November 20, 2025 4 min read

Video Summary

LBO, M&A deals are set to return in 2026, boosting CLO formation

Borrower-friendly markets will remain a double-edged sword, adding liquidity but heightening credit risks.

Executive Summary

Global Leveraged Finance 2026 Outlook: Issuance, competition to grow amid rising credit vulnerabilities

In 2026, we expect M&A and leveraged buyout (LBO) activity to accelerate in the US and EMEA, with refinancings to remain elevated.
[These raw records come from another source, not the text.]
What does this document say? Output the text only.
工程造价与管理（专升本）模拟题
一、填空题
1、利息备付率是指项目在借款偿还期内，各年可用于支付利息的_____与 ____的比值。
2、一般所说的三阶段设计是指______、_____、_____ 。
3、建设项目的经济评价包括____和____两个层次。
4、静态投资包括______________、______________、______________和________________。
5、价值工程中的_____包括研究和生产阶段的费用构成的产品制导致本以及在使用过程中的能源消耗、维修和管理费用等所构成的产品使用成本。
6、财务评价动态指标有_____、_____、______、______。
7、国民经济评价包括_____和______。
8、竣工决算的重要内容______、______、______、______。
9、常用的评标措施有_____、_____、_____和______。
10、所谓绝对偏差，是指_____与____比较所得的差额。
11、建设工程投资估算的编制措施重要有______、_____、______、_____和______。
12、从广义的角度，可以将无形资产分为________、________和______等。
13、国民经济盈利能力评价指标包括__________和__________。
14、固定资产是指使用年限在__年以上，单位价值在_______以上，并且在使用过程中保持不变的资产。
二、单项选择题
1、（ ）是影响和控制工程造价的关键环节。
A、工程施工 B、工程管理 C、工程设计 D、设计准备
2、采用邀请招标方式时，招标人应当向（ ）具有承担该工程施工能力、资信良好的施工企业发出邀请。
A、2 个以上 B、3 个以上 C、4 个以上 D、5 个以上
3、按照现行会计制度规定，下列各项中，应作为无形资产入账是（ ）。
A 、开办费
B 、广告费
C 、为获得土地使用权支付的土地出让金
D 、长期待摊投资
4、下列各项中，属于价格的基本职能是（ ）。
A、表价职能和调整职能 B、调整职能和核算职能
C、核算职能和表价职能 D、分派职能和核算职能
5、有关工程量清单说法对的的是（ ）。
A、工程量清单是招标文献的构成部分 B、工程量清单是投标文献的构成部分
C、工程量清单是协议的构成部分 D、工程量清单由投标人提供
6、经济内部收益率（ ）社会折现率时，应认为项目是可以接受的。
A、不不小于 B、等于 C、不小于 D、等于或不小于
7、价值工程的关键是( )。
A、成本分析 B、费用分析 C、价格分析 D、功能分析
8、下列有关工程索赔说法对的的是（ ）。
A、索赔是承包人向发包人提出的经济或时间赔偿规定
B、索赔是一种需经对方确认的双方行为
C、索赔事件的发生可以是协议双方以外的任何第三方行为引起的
This outlook follows a year in which most regional markets absorbed or quickly rebounded from volatility, trade tensions and headline bankruptcies, which slowed issuance in parts of 2025. In the year ahead, factors shaping leveraged finance dynamics will include monetary policy shifts, more focus on hidden leverage, intensifying deal competition and the increasingly entrenched coexistence of private credit and broadly syndicated loan (BSL) lenders.

Key takeaways:
  • Competition, hidden leverage, weaker documentation will increase risk in a borrower-friendly market. 
  • Private equity poised to reignite LBO & M&A activity. 
  • Issuance will grow; refinancing activity will remain strong.
  • Tariff shifts, inflation, and geopolitical tensions remain key downside risks that could disrupt base-case projections.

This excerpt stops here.